Я оглядела собственное отражение в зеркале трюмо. Больше мне не хотелось кричать, глядя на него. Все мои несовершенства, как у Марго Фонтейн, на самом деле – особенности. Я их сумею показать так, чтобы ими восхищались. Чтобы в глазах у меня рябило от мельтешения взорвавшихся овациями рук. Я – Сильфида. Да, я – Сильфида. И я могу быть… могу оказаться…
Живым Воплощением Искусства.
Я танцевала, как дышала. А рядом по паркету скользила тень – одна из тех неестественных из ниоткуда взявшихся теней, которые большинство не замечает, – ложилась на засохшее пятно крови. Шаг, другой, третий… Поворот. Дубль ассамбле. Глиссад ассамбле. Я бросила взгляд на пол. Тень невидимого танцует вместе со мной. Значит, она снова здесь. Призрачная балерина вернулась, чтобы танцевать со мной.
Но было ещё кое-что. Точнее кое-кто. Старуха стояла за дверью. Она дышала со свистом – в такт моим движениям, словно улавливая каждое па, каждый переход. Я импровизировала, соединяя элементы танца так, как чувствовала. Я отпустила мысли, отдавшись порыву. Сквозняк, струясь по ногам, утекал в щель под дверью. Он уносил этот порыв – уносил мой танец – к ней.
Проходя комнату по диагонали в па-де-бурре, я слышала скрип досок на пороге. Она стремится повторить моё движение, но знает, что не способна. Не могут её старые артритные ноги даже на какую-то секунду сравняться с молодыми и сильными моими. Никогда она не была способна танцевать так, как дано только Воплощению.
Каждая балерина грезит об этом. Каждая спит и видит свой дебют на сцене: если станцую так, как никто, все поймут, все увидят… В классе заметны только природные данные и техника. Но сцена может дать ответ – кто? Есть ли среди едва оперившихся птенцов, робко выступающих тонюсенькими ножками, жар-птица. Одна из тысяч.

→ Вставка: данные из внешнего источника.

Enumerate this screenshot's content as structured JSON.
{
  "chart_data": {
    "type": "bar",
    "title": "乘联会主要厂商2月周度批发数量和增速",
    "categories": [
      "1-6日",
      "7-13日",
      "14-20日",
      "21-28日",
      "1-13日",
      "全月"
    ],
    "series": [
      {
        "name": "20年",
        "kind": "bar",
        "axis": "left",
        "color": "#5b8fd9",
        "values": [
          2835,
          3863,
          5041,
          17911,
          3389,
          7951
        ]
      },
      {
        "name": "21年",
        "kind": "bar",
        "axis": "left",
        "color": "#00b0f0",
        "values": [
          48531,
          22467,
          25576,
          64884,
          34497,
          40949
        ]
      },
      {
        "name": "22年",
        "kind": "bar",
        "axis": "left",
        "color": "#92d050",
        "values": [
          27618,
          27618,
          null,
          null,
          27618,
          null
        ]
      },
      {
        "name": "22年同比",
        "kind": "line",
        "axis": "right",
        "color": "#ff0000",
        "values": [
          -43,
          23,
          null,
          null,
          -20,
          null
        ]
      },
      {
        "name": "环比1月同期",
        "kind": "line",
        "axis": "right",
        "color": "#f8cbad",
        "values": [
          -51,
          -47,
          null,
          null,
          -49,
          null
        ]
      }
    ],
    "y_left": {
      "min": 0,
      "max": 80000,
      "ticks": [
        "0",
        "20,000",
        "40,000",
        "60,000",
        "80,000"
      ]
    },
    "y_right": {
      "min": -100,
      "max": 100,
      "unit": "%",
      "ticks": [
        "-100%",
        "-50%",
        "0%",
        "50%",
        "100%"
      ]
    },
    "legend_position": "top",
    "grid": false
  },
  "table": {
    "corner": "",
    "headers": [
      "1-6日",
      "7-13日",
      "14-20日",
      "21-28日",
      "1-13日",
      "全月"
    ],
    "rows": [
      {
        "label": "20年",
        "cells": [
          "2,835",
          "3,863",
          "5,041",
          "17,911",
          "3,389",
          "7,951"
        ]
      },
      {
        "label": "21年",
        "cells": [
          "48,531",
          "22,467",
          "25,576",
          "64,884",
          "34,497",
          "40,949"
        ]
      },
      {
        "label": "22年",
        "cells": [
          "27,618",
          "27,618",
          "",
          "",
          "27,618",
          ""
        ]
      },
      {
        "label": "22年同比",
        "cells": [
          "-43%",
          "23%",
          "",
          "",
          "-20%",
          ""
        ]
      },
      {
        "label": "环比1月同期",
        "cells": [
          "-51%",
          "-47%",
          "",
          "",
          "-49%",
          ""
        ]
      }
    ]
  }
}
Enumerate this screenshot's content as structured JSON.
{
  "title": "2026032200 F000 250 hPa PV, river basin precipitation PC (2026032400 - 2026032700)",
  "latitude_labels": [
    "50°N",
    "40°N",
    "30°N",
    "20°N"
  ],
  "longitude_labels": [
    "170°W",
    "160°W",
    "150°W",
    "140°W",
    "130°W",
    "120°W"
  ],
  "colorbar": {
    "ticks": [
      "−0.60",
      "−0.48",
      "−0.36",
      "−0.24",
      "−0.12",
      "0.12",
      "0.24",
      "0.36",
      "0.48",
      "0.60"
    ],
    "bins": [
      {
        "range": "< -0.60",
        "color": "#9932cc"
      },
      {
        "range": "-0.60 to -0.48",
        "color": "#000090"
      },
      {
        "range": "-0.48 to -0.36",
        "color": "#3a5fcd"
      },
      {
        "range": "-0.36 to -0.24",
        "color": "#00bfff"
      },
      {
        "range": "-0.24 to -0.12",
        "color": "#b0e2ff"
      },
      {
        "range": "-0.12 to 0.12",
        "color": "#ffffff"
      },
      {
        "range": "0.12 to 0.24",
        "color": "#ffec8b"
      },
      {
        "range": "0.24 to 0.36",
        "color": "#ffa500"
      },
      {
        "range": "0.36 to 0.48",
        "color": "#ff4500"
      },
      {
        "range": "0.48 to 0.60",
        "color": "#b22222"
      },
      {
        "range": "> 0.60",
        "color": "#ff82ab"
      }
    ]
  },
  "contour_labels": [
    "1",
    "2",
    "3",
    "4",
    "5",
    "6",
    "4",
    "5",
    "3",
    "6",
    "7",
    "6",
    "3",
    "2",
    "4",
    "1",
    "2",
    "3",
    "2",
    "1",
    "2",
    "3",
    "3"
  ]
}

И нет танцовщицы, не мечтающей оказаться той самой жар-птицей с золотыми перьями. Той, чьё будущее предопределено. Той, кого воспоют, кому будут поклоняться, и для кого землю под ногами выстелют цветами. Ей жить в золотой клетке, о которой мечтает каждая девчонка, поступающая в хореографическое. Ей быть навсегда «этуаль» – недосягаемой звездой. Такую судьбу не выбирают. О ней можно мечтать, но выбрать для себя – всё равно что плевать в небо, рассчитывая, что от этого начнётся дождь. Воплощением Искусства можно только родиться. Не стать. Родиться. Жить и нести это в себе до того самого момента, когда впервые выйдешь на настоящую сцену. После долгих лет постоянных трудов оказаться там, где должна быть. И они увидят…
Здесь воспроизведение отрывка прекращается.